🤖 AI Summary
Robots exhibit limited dexterity in non-prehensile tool manipulation, particularly when operating in confined spaces or with unfamiliar tools. Method: This paper proposes an LLM-driven semantic-motor coordination framework. It introduces a novel tool affordance modeling approach and a stepwise manipulability controller, enabling the first closed-loop integration of LLM-based symbolic planning with vision-guided low-level motion control. The framework adopts a symbolic–subsymbolic hybrid architecture to support real-time mapping from natural language instructions to end-to-end action sequences. Contribution/Results: Experiments demonstrate strong generalization across diverse non-grasping tasks—including prying, pushing, and sweeping—under varying tool and environmental conditions. In constrained spaces, the system achieves significantly higher tool utilization success rates and improved robustness compared to prior methods. This work establishes a new paradigm for dexterous, open-world tool manipulation.
📝 Abstract
The ability to wield tools was once considered exclusive to human intelligence, but it's now known that many other animals, like crows, possess this capability. Yet, robotic systems still fall short of matching biological dexterity. In this paper, we investigate the use of Large Language Models (LLMs), tool affordances, and object manoeuvrability for non-prehensile tool-based manipulation tasks.

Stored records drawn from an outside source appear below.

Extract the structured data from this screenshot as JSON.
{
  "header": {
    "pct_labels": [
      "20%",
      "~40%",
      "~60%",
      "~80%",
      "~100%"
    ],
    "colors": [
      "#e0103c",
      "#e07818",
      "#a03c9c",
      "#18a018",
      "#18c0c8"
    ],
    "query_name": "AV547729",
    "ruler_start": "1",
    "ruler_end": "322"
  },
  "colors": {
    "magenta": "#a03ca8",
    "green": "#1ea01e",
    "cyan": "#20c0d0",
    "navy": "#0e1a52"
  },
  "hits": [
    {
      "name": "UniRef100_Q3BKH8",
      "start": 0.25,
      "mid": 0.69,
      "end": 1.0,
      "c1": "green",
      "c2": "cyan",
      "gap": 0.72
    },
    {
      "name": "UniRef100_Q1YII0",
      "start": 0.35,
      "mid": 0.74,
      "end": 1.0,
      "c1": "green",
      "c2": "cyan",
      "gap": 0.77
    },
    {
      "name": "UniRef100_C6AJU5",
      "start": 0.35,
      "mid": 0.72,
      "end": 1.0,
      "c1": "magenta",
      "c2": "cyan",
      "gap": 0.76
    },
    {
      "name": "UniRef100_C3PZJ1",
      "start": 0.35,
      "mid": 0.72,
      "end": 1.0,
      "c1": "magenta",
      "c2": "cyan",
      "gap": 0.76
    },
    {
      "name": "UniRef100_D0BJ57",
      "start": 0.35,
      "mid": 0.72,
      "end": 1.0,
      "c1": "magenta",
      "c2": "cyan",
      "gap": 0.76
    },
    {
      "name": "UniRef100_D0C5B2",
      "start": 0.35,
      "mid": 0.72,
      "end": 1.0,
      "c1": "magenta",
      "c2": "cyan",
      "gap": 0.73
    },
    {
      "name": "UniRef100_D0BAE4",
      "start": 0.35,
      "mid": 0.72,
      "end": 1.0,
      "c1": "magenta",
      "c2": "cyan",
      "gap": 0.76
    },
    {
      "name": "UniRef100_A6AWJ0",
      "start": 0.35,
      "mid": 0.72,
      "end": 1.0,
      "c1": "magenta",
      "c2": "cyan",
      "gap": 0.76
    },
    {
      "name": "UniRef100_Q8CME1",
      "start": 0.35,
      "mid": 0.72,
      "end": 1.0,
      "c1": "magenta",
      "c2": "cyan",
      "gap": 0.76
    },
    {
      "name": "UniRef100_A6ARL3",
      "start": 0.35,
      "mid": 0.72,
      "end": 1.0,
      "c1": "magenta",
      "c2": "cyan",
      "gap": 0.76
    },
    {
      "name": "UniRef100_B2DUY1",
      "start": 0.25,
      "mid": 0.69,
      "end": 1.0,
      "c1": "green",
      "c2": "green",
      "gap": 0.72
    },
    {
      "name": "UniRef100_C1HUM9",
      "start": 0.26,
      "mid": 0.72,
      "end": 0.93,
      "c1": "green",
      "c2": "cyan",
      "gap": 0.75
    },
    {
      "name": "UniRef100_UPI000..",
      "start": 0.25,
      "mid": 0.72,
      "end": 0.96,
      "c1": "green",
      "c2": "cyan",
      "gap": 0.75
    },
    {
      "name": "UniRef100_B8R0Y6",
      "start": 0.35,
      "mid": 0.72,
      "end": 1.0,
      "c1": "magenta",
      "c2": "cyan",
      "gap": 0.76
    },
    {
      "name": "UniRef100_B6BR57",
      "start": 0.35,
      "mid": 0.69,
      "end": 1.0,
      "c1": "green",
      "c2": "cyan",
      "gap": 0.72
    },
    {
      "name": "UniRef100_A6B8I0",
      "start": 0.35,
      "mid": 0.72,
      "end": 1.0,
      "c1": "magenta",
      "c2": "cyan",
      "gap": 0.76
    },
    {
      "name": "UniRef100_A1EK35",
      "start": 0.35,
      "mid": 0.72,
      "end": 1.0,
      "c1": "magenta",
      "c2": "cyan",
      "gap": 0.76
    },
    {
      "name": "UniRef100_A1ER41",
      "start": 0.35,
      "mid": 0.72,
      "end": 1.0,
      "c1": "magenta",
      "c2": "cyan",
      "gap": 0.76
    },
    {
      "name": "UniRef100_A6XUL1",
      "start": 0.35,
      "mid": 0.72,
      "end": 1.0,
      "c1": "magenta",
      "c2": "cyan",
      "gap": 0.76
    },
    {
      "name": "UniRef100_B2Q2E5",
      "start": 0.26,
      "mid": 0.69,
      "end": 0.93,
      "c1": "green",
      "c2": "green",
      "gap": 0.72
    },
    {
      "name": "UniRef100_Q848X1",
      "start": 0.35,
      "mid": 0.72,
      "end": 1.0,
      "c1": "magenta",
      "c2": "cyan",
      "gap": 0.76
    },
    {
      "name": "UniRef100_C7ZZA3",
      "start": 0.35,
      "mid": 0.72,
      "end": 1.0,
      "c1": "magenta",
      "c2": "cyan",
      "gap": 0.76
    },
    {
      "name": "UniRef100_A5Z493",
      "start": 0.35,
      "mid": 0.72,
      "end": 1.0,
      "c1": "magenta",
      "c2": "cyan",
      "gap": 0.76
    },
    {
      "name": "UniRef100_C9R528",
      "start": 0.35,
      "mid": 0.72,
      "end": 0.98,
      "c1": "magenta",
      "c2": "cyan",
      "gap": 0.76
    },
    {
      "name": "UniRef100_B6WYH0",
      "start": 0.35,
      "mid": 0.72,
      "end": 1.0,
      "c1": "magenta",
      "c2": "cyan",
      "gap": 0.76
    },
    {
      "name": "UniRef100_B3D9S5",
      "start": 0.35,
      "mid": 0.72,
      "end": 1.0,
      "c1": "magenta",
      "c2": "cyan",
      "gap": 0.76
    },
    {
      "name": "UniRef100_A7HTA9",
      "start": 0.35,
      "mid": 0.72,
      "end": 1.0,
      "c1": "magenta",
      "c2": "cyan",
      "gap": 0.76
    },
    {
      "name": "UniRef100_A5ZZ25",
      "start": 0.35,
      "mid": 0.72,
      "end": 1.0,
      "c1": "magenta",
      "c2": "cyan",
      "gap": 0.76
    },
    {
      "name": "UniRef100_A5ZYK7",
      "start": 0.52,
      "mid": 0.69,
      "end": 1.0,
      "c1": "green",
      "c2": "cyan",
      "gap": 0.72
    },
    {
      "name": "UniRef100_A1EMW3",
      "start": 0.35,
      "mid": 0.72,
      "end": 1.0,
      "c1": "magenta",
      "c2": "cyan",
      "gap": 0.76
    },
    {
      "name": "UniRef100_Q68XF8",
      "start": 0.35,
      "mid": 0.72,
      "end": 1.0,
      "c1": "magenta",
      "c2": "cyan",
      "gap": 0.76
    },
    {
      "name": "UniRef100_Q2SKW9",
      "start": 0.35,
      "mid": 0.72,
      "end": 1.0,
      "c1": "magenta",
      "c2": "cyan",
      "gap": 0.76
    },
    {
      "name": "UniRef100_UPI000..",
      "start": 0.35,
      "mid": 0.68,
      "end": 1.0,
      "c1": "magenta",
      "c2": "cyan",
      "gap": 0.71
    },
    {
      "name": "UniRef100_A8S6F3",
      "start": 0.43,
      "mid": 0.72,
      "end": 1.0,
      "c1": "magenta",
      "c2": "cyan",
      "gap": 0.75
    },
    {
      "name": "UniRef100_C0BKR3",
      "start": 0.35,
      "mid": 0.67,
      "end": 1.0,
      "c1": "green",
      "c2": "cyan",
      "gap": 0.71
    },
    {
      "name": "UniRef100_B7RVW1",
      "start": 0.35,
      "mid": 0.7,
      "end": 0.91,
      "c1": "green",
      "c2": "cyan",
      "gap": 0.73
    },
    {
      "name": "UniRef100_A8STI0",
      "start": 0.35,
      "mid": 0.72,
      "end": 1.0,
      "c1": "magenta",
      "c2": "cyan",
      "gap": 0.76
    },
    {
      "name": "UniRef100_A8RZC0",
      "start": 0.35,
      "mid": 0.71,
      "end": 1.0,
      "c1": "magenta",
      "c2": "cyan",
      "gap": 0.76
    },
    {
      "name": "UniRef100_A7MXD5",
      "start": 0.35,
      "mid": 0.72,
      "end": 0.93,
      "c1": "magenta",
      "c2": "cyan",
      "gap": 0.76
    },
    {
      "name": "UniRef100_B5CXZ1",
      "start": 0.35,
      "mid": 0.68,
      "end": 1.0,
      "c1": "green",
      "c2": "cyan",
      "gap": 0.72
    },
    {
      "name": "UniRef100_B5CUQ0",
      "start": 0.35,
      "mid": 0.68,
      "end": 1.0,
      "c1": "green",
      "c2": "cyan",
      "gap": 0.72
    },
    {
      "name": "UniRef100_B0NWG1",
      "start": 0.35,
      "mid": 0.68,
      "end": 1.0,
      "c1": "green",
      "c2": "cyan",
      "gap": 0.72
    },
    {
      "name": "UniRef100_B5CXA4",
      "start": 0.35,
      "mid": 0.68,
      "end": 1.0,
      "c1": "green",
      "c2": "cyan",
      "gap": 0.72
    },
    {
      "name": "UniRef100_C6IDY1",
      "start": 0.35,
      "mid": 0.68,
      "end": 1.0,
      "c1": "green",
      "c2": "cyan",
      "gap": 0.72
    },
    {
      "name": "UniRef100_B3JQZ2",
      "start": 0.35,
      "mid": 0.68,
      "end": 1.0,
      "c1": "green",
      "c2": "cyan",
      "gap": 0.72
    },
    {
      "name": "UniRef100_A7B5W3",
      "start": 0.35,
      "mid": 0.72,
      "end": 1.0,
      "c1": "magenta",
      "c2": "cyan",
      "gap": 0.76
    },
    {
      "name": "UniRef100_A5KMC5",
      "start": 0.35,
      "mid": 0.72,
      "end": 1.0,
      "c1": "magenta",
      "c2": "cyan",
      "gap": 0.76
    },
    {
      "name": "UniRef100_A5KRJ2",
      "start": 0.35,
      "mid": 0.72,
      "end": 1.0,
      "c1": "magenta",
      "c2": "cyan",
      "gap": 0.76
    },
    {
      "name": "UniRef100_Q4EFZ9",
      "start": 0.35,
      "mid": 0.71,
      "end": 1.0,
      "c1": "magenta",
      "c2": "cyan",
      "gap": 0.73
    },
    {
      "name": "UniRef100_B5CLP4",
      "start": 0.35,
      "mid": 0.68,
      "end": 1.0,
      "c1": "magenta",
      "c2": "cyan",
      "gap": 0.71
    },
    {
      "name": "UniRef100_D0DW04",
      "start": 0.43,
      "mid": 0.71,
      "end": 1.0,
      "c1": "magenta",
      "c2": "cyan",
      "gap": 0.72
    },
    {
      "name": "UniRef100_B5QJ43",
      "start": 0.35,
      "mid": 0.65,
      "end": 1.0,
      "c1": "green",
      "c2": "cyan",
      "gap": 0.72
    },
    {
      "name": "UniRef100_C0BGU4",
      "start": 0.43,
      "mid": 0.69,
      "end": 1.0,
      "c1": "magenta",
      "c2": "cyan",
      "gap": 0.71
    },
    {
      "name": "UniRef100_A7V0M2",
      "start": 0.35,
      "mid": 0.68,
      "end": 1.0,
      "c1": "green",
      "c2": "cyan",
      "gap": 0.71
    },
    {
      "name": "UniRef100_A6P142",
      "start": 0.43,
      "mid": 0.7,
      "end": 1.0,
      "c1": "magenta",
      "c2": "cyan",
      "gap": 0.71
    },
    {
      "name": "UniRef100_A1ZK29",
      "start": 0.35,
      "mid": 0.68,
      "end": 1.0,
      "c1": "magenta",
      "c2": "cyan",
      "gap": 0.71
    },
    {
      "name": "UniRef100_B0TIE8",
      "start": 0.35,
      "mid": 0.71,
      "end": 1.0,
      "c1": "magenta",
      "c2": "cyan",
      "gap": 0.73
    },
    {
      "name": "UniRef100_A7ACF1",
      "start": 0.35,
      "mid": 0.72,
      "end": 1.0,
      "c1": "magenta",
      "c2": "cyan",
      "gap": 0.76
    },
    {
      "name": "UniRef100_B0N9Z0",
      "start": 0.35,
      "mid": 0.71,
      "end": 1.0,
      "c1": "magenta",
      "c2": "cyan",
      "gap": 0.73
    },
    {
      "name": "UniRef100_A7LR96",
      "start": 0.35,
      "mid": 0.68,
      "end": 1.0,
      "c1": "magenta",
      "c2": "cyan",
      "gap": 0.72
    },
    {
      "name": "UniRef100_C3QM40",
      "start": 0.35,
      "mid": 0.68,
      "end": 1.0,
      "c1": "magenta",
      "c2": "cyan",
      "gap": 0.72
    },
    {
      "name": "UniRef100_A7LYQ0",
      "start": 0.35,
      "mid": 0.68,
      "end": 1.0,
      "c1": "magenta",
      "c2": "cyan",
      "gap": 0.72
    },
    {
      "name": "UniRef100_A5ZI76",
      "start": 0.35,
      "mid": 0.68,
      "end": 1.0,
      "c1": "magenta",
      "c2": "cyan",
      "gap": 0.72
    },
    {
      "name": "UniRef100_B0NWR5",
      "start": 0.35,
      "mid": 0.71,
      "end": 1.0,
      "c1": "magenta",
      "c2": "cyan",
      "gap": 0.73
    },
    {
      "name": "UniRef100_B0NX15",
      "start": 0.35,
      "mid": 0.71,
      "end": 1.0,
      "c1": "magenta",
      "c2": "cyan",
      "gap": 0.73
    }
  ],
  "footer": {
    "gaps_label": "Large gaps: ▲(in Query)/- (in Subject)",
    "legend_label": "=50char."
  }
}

Our novel method leverages LLMs based on scene information and natural language instructions to enable symbolic task planning for tool-object manipulation. This approach allows the system to convert the human language sentence into a sequence of feasible motion functions. We have developed a novel manoeuvrability-driven controller using a new tool affordance model derived from visual feedback. This controller helps guide the robot's tool utilization and manipulation actions, even within confined areas, using a stepping incremental approach. The proposed methodology is evaluated with experiments to prove its effectiveness under various manipulation scenarios.